Meskipun sangat terhalang oleh kebijakan-kebijakan Ranavalona, kepentingan politik Britania dan Prancis di Madagaskar tetap tidak sirna. Perpecahan antara kelompok tradisionalis dengan kelompok pro-Eropa di istana ratu menjadi kesempatan yang dimanfaatkan oleh orang-orang Eropa agar anaknya, Rakoto, bisa segera naik takhta. Sang pangeran muda tidak setuju dengan berbagai kebijakan ibunya, dan ia menerima usulan Prancis untuk memanfaatkan sumber daya alam di pulau Madagaskar, sebagaimana dinyatakan dalam Piagam Lambert yang ia susun bersama dengan perwakilan Prancis pada tahun 1855. Namun, rencana ini tidak pernah terwujud, dan Rakoto baru dapat naik takhta dengan nama "Radama II" setelah kematian Ranavalona pada tahun 1861.

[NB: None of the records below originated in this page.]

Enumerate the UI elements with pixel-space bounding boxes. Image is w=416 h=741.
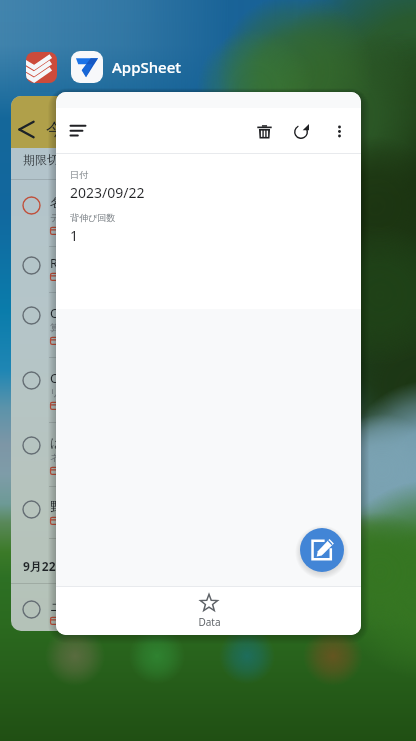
staticText: ニュースを読む [50, 599, 139, 615]
staticText: 今日 [62, 224, 80, 235]
staticText: 2023/09/22 [70, 183, 145, 202]
button[interactable]: Refresh [283, 113, 319, 149]
staticText: 今日 [46, 119, 80, 140]
staticText: ネタ帳に追加 [50, 452, 108, 464]
staticText: 算数ドリル [50, 322, 99, 334]
button[interactable]: Add record [300, 528, 344, 572]
staticText: Composeの記事 [50, 370, 144, 387]
staticText: 日付 [70, 169, 88, 180]
staticText: 1 [70, 226, 79, 245]
button[interactable]: More options [321, 113, 357, 149]
button[interactable]: Data [169, 590, 249, 633]
staticText: 名前を考える [50, 195, 126, 211]
staticText: Readmeを書く [50, 255, 137, 272]
staticText: Data [198, 615, 221, 629]
staticText: はじめる準備 [50, 435, 127, 451]
staticText: 背伸び回数 [70, 212, 116, 223]
button[interactable]: Delete [246, 113, 282, 149]
staticText: リリースノート [50, 387, 118, 399]
staticText: 期限切れ [23, 152, 72, 167]
staticText: 野球の練習 [50, 499, 113, 515]
staticText: Compose入門 [50, 305, 131, 322]
staticText: デザイン計画 [50, 212, 108, 224]
staticText: 9月22日 · 金曜日 [23, 558, 114, 574]
button[interactable]: Sort [57, 110, 98, 151]
staticText: AppSheet [112, 57, 182, 77]
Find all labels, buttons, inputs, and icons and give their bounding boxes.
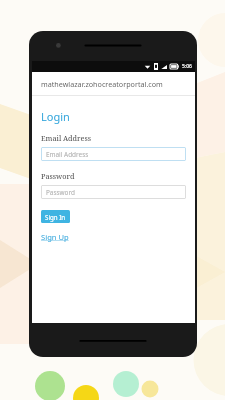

Akibat kebijakan-kebijakannya, Ranavalona menuai kecaman dari orang-orang Eropa yang sezaman dengannya, dan ia digambarkan sebagai seorang tiran atau bahkan sebagai orang gila. Citra negatif ini masih terus berlanjut di dalam literatur-literatur sejarah Barat hingga pertengahan dasawarsa 1970-an. Hasil kajian akademik baru-baru ini telah menelurkan pandangan bahwa Ranavalona mencoba memperluas wilayah kerajaannya sembari mempertahankan kedaulatannya dari rongrongan bangsa Eropa.